Only crazy Unix people want SSH -- but there are other examples. IM clients generally want a persistent network connection. I use Jabber (same protocol as Google Chat); it's designed to be really fast in normal usage, at the cost of being a little bit slow to start up. If the client had to start up and connect every time you glanced at it, the performance would be terrible.

These are not invisible "implementation detail" issues. They're real. Look at Twitter. It's effectively an IM system with no persistent connection. Every Twitter client has a "refresh" command -- because there's no persistent connection, so the client has to authenticate and poll, over and over again. It's slow. Sometimes you have to kick it. That's the way it is. In contrast, a Jabber client displays messages instantly, it doesn't need a refresh button, and it takes less battery power because it doesn't have to log in and poll a server repeatedly.

(Yes, that's right. Battery power is a red herring. Any well-written app -- and Cocoa makes it easy to write apps well -- will use no CPU, and thus no battery, while waiting for network input. Background file downloading (or uploading) takes no extra battery power, because you were going to do that download anyway. Background music playing takes the same amount of power as foreground music playing.)

(The real bottleneck for software multitasking is RAM. It's tight on the iPhone, better on the 3GS. I have not yet seen a source for how much RAM the iPad will have.)

The Workarounds

Every discussion of "iPhone multitasking" flies off the road into the weedy scrub of appropriate workarounds. Push notifications? Copy and paste! (See, I did it too.) A commenter in the Alvares post writes:

The ESPN Radio app handles this seamlessly, by having a "Play in Background" function that basically launches Safari and plays the stream from there.

Will Safari become the Swiss army engine of getting crap done in the background? It's not like other mobile devices haven't played the "all in the browser" card... Come to think of it, so did the iPhone, once. Briefly. But needs must when the Apple drives, and hackers will use any crack they can wedge their tools into.

...That sounded dirtier than I was expecting.

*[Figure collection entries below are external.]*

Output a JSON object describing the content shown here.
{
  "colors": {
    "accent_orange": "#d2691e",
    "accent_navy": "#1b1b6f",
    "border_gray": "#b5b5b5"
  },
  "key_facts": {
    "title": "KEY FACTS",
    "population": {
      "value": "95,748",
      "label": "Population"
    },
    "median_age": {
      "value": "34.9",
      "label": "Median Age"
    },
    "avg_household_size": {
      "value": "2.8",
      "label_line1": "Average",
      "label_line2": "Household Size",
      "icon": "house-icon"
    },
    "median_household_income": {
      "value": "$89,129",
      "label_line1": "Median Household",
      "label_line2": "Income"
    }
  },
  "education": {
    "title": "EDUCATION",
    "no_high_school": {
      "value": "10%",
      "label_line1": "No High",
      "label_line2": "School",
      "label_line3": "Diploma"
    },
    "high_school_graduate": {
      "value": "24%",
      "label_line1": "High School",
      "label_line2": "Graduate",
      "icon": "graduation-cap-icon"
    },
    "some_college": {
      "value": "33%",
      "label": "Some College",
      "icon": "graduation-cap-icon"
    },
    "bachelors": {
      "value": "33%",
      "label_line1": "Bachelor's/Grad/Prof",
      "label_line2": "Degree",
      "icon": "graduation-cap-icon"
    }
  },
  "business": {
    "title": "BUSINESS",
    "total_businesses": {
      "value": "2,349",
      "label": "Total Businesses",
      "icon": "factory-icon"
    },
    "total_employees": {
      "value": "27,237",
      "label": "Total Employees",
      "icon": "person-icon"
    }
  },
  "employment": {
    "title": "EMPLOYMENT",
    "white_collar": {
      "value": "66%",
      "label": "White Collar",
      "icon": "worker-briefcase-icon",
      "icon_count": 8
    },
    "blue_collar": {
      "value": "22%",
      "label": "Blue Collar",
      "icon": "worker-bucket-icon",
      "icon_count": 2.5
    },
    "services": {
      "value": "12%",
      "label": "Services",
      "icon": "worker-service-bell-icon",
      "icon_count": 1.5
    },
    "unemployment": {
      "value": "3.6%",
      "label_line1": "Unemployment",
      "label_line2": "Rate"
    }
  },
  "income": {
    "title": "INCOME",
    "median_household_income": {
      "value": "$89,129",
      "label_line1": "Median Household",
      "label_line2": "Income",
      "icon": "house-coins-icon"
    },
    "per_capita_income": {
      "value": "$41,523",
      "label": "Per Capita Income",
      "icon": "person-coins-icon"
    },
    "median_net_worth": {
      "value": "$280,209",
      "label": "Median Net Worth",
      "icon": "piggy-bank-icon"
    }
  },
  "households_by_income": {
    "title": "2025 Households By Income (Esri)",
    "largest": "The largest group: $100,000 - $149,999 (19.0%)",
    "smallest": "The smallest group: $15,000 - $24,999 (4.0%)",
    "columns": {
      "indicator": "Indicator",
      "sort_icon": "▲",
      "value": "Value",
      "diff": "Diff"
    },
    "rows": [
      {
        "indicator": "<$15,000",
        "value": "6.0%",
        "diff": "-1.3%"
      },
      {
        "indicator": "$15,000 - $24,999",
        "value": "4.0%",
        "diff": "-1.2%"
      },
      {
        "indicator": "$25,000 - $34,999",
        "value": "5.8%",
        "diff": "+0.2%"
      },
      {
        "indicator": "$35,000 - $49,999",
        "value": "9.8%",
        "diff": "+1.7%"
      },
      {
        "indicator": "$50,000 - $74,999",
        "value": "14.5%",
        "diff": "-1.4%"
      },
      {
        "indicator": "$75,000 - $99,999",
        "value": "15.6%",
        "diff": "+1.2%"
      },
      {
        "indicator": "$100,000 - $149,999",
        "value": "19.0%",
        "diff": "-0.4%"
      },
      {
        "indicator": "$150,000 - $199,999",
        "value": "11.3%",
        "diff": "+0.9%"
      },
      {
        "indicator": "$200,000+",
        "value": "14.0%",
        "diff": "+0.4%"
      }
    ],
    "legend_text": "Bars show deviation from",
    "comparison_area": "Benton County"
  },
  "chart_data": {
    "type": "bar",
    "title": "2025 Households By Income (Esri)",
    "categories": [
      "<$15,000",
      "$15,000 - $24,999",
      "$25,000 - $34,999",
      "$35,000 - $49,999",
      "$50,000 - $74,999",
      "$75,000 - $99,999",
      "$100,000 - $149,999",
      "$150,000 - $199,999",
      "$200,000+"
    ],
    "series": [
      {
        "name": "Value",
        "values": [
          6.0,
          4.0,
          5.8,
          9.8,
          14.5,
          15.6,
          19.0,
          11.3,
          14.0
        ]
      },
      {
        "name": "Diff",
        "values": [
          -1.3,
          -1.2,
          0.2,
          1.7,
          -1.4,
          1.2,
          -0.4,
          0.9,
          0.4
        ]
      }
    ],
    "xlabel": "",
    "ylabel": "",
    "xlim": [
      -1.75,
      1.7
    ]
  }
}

The point is, there are a lot of possible "workarounds" for the "multitasking" problem, and they each work around different corners of the different problems camped under that banner. Sharing data between apps? Loadable code modules plugged into other apps? (That was how the old Sys6 Desk Accessories worked, and OSX had them too although they're going away.) What about simply keeping an Internet connection alive in the background and letting an app start up with the connection already going? Suggestions abound.

But you can't evaluate a suggestion until you have a good account of the problems.

Comments imported from Gameshelf

Chris (Feb 5, 2010 at 8:21 AM):

Without actually seeing an iPad in real life, I would think Emacs would be an exercise in masochism on any kind of touchscreen keyboard because of all the chording required. It gets at the question of how well traditional two-handed typing (as opposed to hunting and pecking with thumbs) will work on the iPad -- Gruber, for instance, expressed some doubt and he's actually handled one. But we shall see.

Then again, it'd be kind of sweet if you could replace holding down Control or Meta with a touch gesture, once again puzzling users of puny word processors.

Andrew Plotkin (Feb 5, 2010 at 11:51 AM):

iSSH and TouchTerm have gotten really creative in their attempts to make SSH (and thus command-line apps) usable on the iPhone. I expect them to work equally hard on the iPad. As I said, screen size is the worst problem on the iPhone -- you can't show a complete terminal window and a keyboard at the same time without overlapping and a translucent keyboard. Modifier keys are an additional layer on top of that.

Spread those out and Emacs isn't any worse than iPad typing in general. Which, indeed, leaves room for doubt, but we'll find out in a few weeks.